Teure Schnittstellen
Eine der derzeit häufigsten Problemzonen im Lizenzbereich ist die Einbindung von SAP-Systemen in den unternehmensweiten Software-Verbund. Zunehmend bepreist SAP Schnittstellen zu anderen Systemen separat und versucht, ihr Lizenzmodell auf Fremd-Software auszudehnen, wenn eine prozesstechnische Integration von SAP- und Fremd-Software vorgenommen wird. Typische Fälle sind hier der Zugriff über Webportale auf SAP-Funktionalität oder auf Daten, die in SAP-Systemen gehalten werden.
Hier prallen die Ansichten von SAP und dessen Kunden frontal aufeinander: Sind Anwender, die keinen SAP-Account haben, sondern das System lediglich indirekt nutzen, trotzdem abrechnungspflichtige SAP-User?
Virulent werden derartige Streitfälle fast ausschliesslich lange nach dem Kauf der Erst-Lizenzen. Typischerweise fehlen in den damals abgeschlossenen Verträgen Klauseln, die Klarheit in die Sache bringen könnten. Oft sind bereits hohe Investitionen, zum Beispiel in die Erstellung und öffentliche Ankündigung des betreffenden Webportals, geflossen.

Rabatt-Falle vermeiden

Auch gestandene Einkaufsprofis lassen sich immer wieder von günstig aussehenden
Rabatt-Staffelungen verleiten, mehr zu kaufen, als nötig wäre. Gerne wird vergessen: Die Grundlage des Einkaufsvolumens, gleichgültig ob beim Ersterwerb oder Nachkauf, ist immer ein definierter Bedarf. Man kann es SAP nicht verdenken, dass sie dieses Volumen noch ein bisschen nach oben erweitern möchte, und daher Rabatte motivierend einsetzt.

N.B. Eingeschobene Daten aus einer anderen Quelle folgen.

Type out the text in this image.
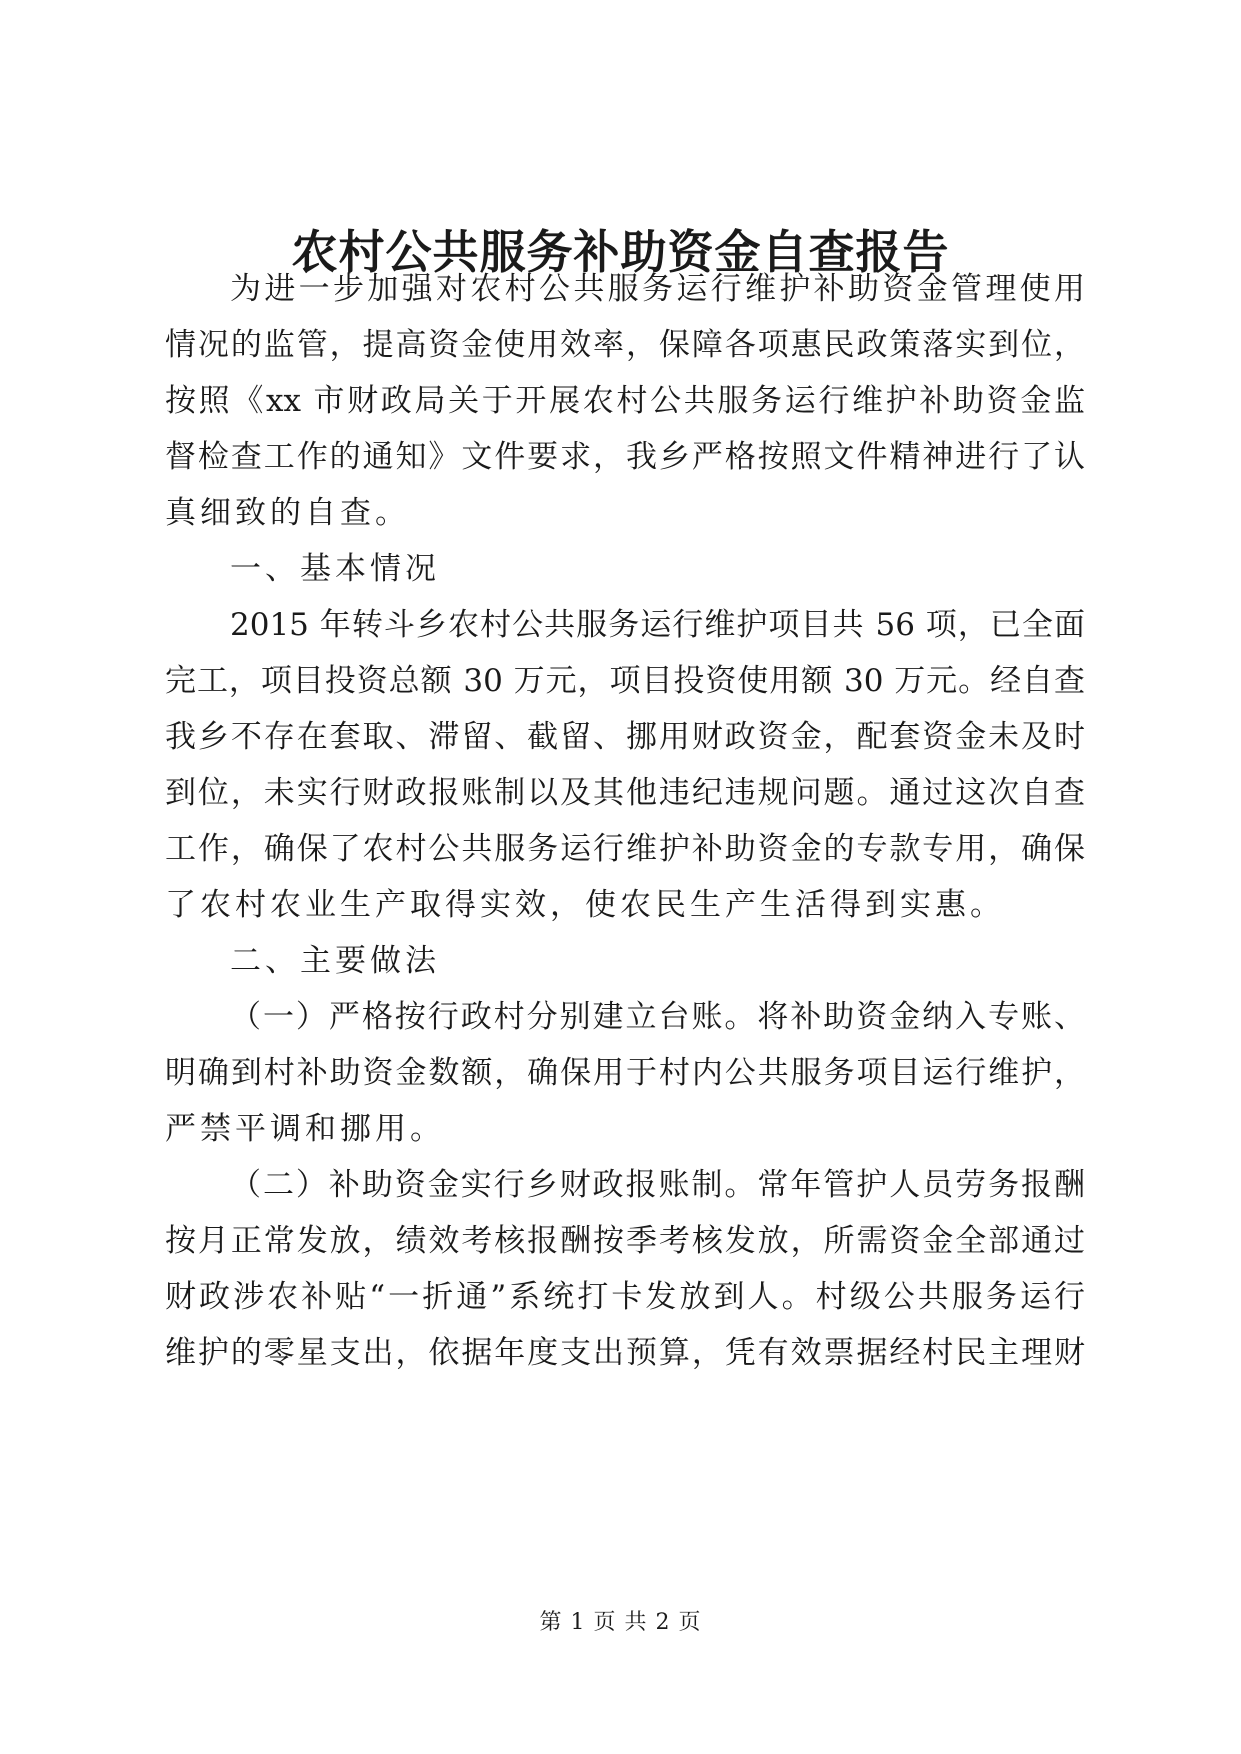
农村公共服务补助资金自查报告
为进一步加强对农村公共服务运行维护补助资金管理使用
情况的监管，提高资金使用效率，保障各项惠民政策落实到位，
按照《xx 市财政局关于开展农村公共服务运行维护补助资金监
督检查工作的通知》文件要求，我乡严格按照文件精神进行了认
真细致的自查。
一、基本情况
2015 年转斗乡农村公共服务运行维护项目共 56 项，已全面
完工，项目投资总额 30 万元，项目投资使用额 30 万元。经自查
我乡不存在套取、滞留、截留、挪用财政资金，配套资金未及时
到位，未实行财政报账制以及其他违纪违规问题。通过这次自查
工作，确保了农村公共服务运行维护补助资金的专款专用，确保
了农村农业生产取得实效，使农民生产生活得到实惠。
二、主要做法
（一）严格按行政村分别建立台账。将补助资金纳入专账、
明确到村补助资金数额，确保用于村内公共服务项目运行维护，
严禁平调和挪用。
（二）补助资金实行乡财政报账制。常年管护人员劳务报酬
按月正常发放，绩效考核报酬按季考核发放，所需资金全部通过
财政涉农补贴“一折通”系统打卡发放到人。村级公共服务运行
维护的零星支出，依据年度支出预算，凭有效票据经村民主理财
第 1 页 共 2 页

Vorschnell schreibt der Kunde aber hier Trends fort, die sich ganz anders entwickeln können: «Wir brauchen doch sicherlich in zwei Jahren wieder mehr User.» Oder er blendet allfällige Projektverzögerungen aus. «Nach der ersten Produktivsetzung werden wir die Funktionalität auch umgehend international ausrollen.»
Im Ergebnis wird oft zu früh gekauft, was nicht nur einen Zinsverlust mit sich bringt. Denn da ab Kauf auch Wartungsgebühren anfallen, kostet erst später benötigte Software trotzdem Jahr für Jahr zwischen 17 und 22 Prozent Wartung. Eine realistische, zeitgenaue Planung des eigenen Bedarfs tut also not.
Problematisch ist auch die zeitliche Entkoppelung von IT-Design und Lizenzverhandlungen. Typischerweise werden zunächst IT-Design, Architektur und die Projektpläne für eine neue Anwendung erstellt, bevor der Fall dann als Lizenzbeschaffungsvorgang im Einkauf landet. Wenn sich nun im Laufe der Einkaufsverhandlungen zeigt, dass das Konzept beispielsweise wegen eines Integrationsszenarios übermässig teuer zu werden droht, fehlt es an Zeit wie auch am Willen, den IT-Designprozess erneut aufzurollen. Diese Falle kann man durch rechtzeitige Einbindung von SAP-Lizenzspezialisten umgehen.